Socially Sensitive AI Software Coaches Call-Center Workers
Next time you call customer support, the person on the other end of the line may be getting a little help from emotionally intelligent AI software. Some call-center workers are now receiving real-time coaching from software that analyzes their speech and the nature of their dialogue interactions with customers. As they are talking to someone the software might recommend that they talk more slowly or interrupt less often, or warn that the person on the other end of the line seems upset. This gives us a fascinating glimpse of how AI and humans might increasingly work together in the future. Plenty of routine work is becoming automated in call centers and other back office settings, but real human interaction seems likely to resist automation for a long while yet.

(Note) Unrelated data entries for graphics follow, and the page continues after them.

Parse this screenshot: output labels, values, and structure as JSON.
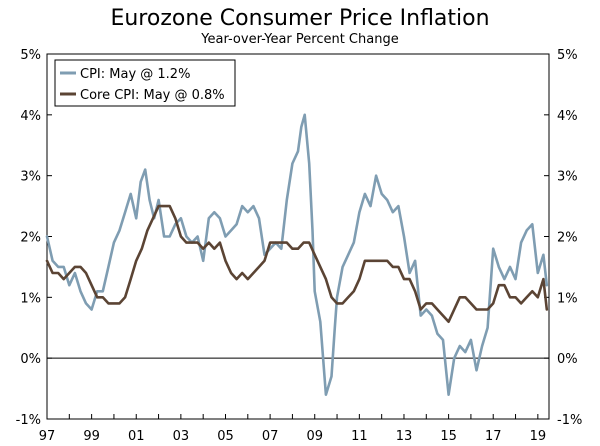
{
  "chart_data": {
    "type": "line",
    "title": "Eurozone Consumer Price Inflation",
    "subtitle": "Year-over-Year Percent Change",
    "xlabel": "",
    "ylabel": "",
    "ylim": [
      -1,
      5
    ],
    "xlim": [
      1997.0,
      2019.5
    ],
    "y_ticks": [
      -1,
      0,
      1,
      2,
      3,
      4,
      5
    ],
    "y_tick_labels": [
      "-1%",
      "0%",
      "1%",
      "2%",
      "3%",
      "4%",
      "5%"
    ],
    "x_ticks": [
      1997,
      1999,
      2001,
      2003,
      2005,
      2007,
      2009,
      2011,
      2013,
      2015,
      2017,
      2019
    ],
    "x_tick_labels": [
      "97",
      "99",
      "01",
      "03",
      "05",
      "07",
      "09",
      "11",
      "13",
      "15",
      "17",
      "19"
    ],
    "grid": false,
    "zero_line": true,
    "legend_position": "top-left",
    "series": [
      {
        "name": "CPI: May @ 1.2%",
        "color": "#7f9db2",
        "points": [
          [
            1997.0,
            2.0
          ],
          [
            1997.25,
            1.6
          ],
          [
            1997.5,
            1.5
          ],
          [
            1997.75,
            1.5
          ],
          [
            1998.0,
            1.2
          ],
          [
            1998.25,
            1.4
          ],
          [
            1998.5,
            1.1
          ],
          [
            1998.75,
            0.9
          ],
          [
            1999.0,
            0.8
          ],
          [
            1999.25,
            1.1
          ],
          [
            1999.5,
            1.1
          ],
          [
            1999.75,
            1.5
          ],
          [
            2000.0,
            1.9
          ],
          [
            2000.25,
            2.1
          ],
          [
            2000.5,
            2.4
          ],
          [
            2000.75,
            2.7
          ],
          [
            2001.0,
            2.3
          ],
          [
            2001.2,
            2.9
          ],
          [
            2001.4,
            3.1
          ],
          [
            2001.6,
            2.6
          ],
          [
            2001.8,
            2.3
          ],
          [
            2002.0,
            2.6
          ],
          [
            2002.25,
            2.0
          ],
          [
            2002.5,
            2.0
          ],
          [
            2002.75,
            2.2
          ],
          [
            2003.0,
            2.3
          ],
          [
            2003.25,
            2.0
          ],
          [
            2003.5,
            1.9
          ],
          [
            2003.75,
            2.0
          ],
          [
            2004.0,
            1.6
          ],
          [
            2004.25,
            2.3
          ],
          [
            2004.5,
            2.4
          ],
          [
            2004.75,
            2.3
          ],
          [
            2005.0,
            2.0
          ],
          [
            2005.25,
            2.1
          ],
          [
            2005.5,
            2.2
          ],
          [
            2005.75,
            2.5
          ],
          [
            2006.0,
            2.4
          ],
          [
            2006.25,
            2.5
          ],
          [
            2006.5,
            2.3
          ],
          [
            2006.75,
            1.7
          ],
          [
            2007.0,
            1.8
          ],
          [
            2007.25,
            1.9
          ],
          [
            2007.5,
            1.8
          ],
          [
            2007.75,
            2.6
          ],
          [
            2008.0,
            3.2
          ],
          [
            2008.25,
            3.4
          ],
          [
            2008.4,
            3.8
          ],
          [
            2008.55,
            4.0
          ],
          [
            2008.75,
            3.2
          ],
          [
            2008.9,
            2.1
          ],
          [
            2009.0,
            1.1
          ],
          [
            2009.25,
            0.6
          ],
          [
            2009.5,
            -0.6
          ],
          [
            2009.75,
            -0.3
          ],
          [
            2009.9,
            0.5
          ],
          [
            2010.0,
            1.0
          ],
          [
            2010.25,
            1.5
          ],
          [
            2010.5,
            1.7
          ],
          [
            2010.75,
            1.9
          ],
          [
            2011.0,
            2.4
          ],
          [
            2011.25,
            2.7
          ],
          [
            2011.5,
            2.5
          ],
          [
            2011.75,
            3.0
          ],
          [
            2012.0,
            2.7
          ],
          [
            2012.25,
            2.6
          ],
          [
            2012.5,
            2.4
          ],
          [
            2012.75,
            2.5
          ],
          [
            2013.0,
            2.0
          ],
          [
            2013.25,
            1.4
          ],
          [
            2013.5,
            1.6
          ],
          [
            2013.75,
            0.7
          ],
          [
            2014.0,
            0.8
          ],
          [
            2014.25,
            0.7
          ],
          [
            2014.5,
            0.4
          ],
          [
            2014.75,
            0.3
          ],
          [
            2015.0,
            -0.6
          ],
          [
            2015.25,
            0.0
          ],
          [
            2015.5,
            0.2
          ],
          [
            2015.75,
            0.1
          ],
          [
            2016.0,
            0.3
          ],
          [
            2016.25,
            -0.2
          ],
          [
            2016.5,
            0.2
          ],
          [
            2016.75,
            0.5
          ],
          [
            2017.0,
            1.8
          ],
          [
            2017.25,
            1.5
          ],
          [
            2017.5,
            1.3
          ],
          [
            2017.75,
            1.5
          ],
          [
            2018.0,
            1.3
          ],
          [
            2018.25,
            1.9
          ],
          [
            2018.5,
            2.1
          ],
          [
            2018.75,
            2.2
          ],
          [
            2019.0,
            1.4
          ],
          [
            2019.25,
            1.7
          ],
          [
            2019.4,
            1.2
          ]
        ]
      },
      {
        "name": "Core CPI: May @ 0.8%",
        "color": "#5b4434",
        "points": [
          [
            1997.0,
            1.6
          ],
          [
            1997.25,
            1.4
          ],
          [
            1997.5,
            1.4
          ],
          [
            1997.75,
            1.3
          ],
          [
            1998.0,
            1.4
          ],
          [
            1998.25,
            1.5
          ],
          [
            1998.5,
            1.5
          ],
          [
            1998.75,
            1.4
          ],
          [
            1999.0,
            1.2
          ],
          [
            1999.25,
            1.0
          ],
          [
            1999.5,
            1.0
          ],
          [
            1999.75,
            0.9
          ],
          [
            2000.0,
            0.9
          ],
          [
            2000.25,
            0.9
          ],
          [
            2000.5,
            1.0
          ],
          [
            2000.75,
            1.3
          ],
          [
            2001.0,
            1.6
          ],
          [
            2001.25,
            1.8
          ],
          [
            2001.5,
            2.1
          ],
          [
            2001.75,
            2.3
          ],
          [
            2002.0,
            2.5
          ],
          [
            2002.25,
            2.5
          ],
          [
            2002.5,
            2.5
          ],
          [
            2002.75,
            2.3
          ],
          [
            2003.0,
            2.0
          ],
          [
            2003.25,
            1.9
          ],
          [
            2003.5,
            1.9
          ],
          [
            2003.75,
            1.9
          ],
          [
            2004.0,
            1.8
          ],
          [
            2004.25,
            1.9
          ],
          [
            2004.5,
            1.8
          ],
          [
            2004.75,
            1.9
          ],
          [
            2005.0,
            1.6
          ],
          [
            2005.25,
            1.4
          ],
          [
            2005.5,
            1.3
          ],
          [
            2005.75,
            1.4
          ],
          [
            2006.0,
            1.3
          ],
          [
            2006.25,
            1.4
          ],
          [
            2006.5,
            1.5
          ],
          [
            2006.75,
            1.6
          ],
          [
            2007.0,
            1.9
          ],
          [
            2007.25,
            1.9
          ],
          [
            2007.5,
            1.9
          ],
          [
            2007.75,
            1.9
          ],
          [
            2008.0,
            1.8
          ],
          [
            2008.25,
            1.8
          ],
          [
            2008.5,
            1.9
          ],
          [
            2008.75,
            1.9
          ],
          [
            2009.0,
            1.7
          ],
          [
            2009.25,
            1.5
          ],
          [
            2009.5,
            1.3
          ],
          [
            2009.75,
            1.0
          ],
          [
            2010.0,
            0.9
          ],
          [
            2010.25,
            0.9
          ],
          [
            2010.5,
            1.0
          ],
          [
            2010.75,
            1.1
          ],
          [
            2011.0,
            1.3
          ],
          [
            2011.25,
            1.6
          ],
          [
            2011.5,
            1.6
          ],
          [
            2011.75,
            1.6
          ],
          [
            2012.0,
            1.6
          ],
          [
            2012.25,
            1.6
          ],
          [
            2012.5,
            1.5
          ],
          [
            2012.75,
            1.5
          ],
          [
            2013.0,
            1.3
          ],
          [
            2013.25,
            1.3
          ],
          [
            2013.5,
            1.1
          ],
          [
            2013.75,
            0.8
          ],
          [
            2014.0,
            0.9
          ],
          [
            2014.25,
            0.9
          ],
          [
            2014.5,
            0.8
          ],
          [
            2014.75,
            0.7
          ],
          [
            2015.0,
            0.6
          ],
          [
            2015.25,
            0.8
          ],
          [
            2015.5,
            1.0
          ],
          [
            2015.75,
            1.0
          ],
          [
            2016.0,
            0.9
          ],
          [
            2016.25,
            0.8
          ],
          [
            2016.5,
            0.8
          ],
          [
            2016.75,
            0.8
          ],
          [
            2017.0,
            0.9
          ],
          [
            2017.25,
            1.2
          ],
          [
            2017.5,
            1.2
          ],
          [
            2017.75,
            1.0
          ],
          [
            2018.0,
            1.0
          ],
          [
            2018.25,
            0.9
          ],
          [
            2018.5,
            1.0
          ],
          [
            2018.75,
            1.1
          ],
          [
            2019.0,
            1.0
          ],
          [
            2019.25,
            1.3
          ],
          [
            2019.4,
            0.8
          ]
        ]
      }
    ]
  }
}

This AI Can Diagnose a Rare Eye Condition as Well as a Human Doctor
Diagnosing medical conditions is among the more classic examples of actually useful, achievable real-world machine learning. Machines have data, lots of it, and they have the capacity to process all of that data in ways that humans can't. Crucially, machines should be able to pick up on-the-edge cases, the rarest diseases that may go undiagnosed for simple lack of experience on the part of even the most exceptional doctors. Here, machines are to augment humans, rather than replace them. To this end, a group of Chinese ophthalmologists and computer scientists has demonstrated a machine learning algorithm for identifying congenital cataracts, a rare eye disease that's nonetheless responsible for some 10 percent of all vision loss in children worldwide. The algorithm was able to catch the disease with accuracies exceeding 90 percent, putting it on par with individual human ophthalmologists.
Infosec industry to drive machine learning spend surge says analyst
The information security industry's rush to adopt machine learning will help businesses burn US$96 billion on big data, intelligence, and analytics by 2021, says research house ABI . The report by lead number cruncher Dimitrios Pavlakis claims User and Entity Behavior Analytics (UEBA) and "deep learning algorithm designs" will be widely adopted by security companies as they collectively put big data to work detecting threats. The former machine learning technology, UEBA, is correlation on steroids, capable of detecting anomalies that can indicate if staff logins have been compromised and are being tested across the enterprise network. It can learn the activities and services most typical of a user to generate alerts when something anomalous occurs, like login attempts to odd network shares. Vendors are buying up across the space including Splunk's buy of Caspida, and Arksight selling Securonix.
TensorFlow 1.0 unlocks machine learning on smartphones
TensorFlow, Google's open source deep learning framework, has announced a release candidate for a full-blown version 1.0. Version 1.0 not only brings improvements to the framework's gallery of machine learning functions, but also eases TensorFlow development to Python and Java users and improves debugging. A new compiler that optimizes TensorFlow computations opens the door to a new class of machine learning apps that can run on smartphone-grade hardware. Since Python's one of the biggest platforms for building and working with machine learning applications, it's only fitting that TensorFlow 1.0 focuses on improving Python interactions. The TensorFlow Python API has been upgraded so that the syntax and metaphors TensorFlow uses are a better match for Python's own, offering better consistency between the two.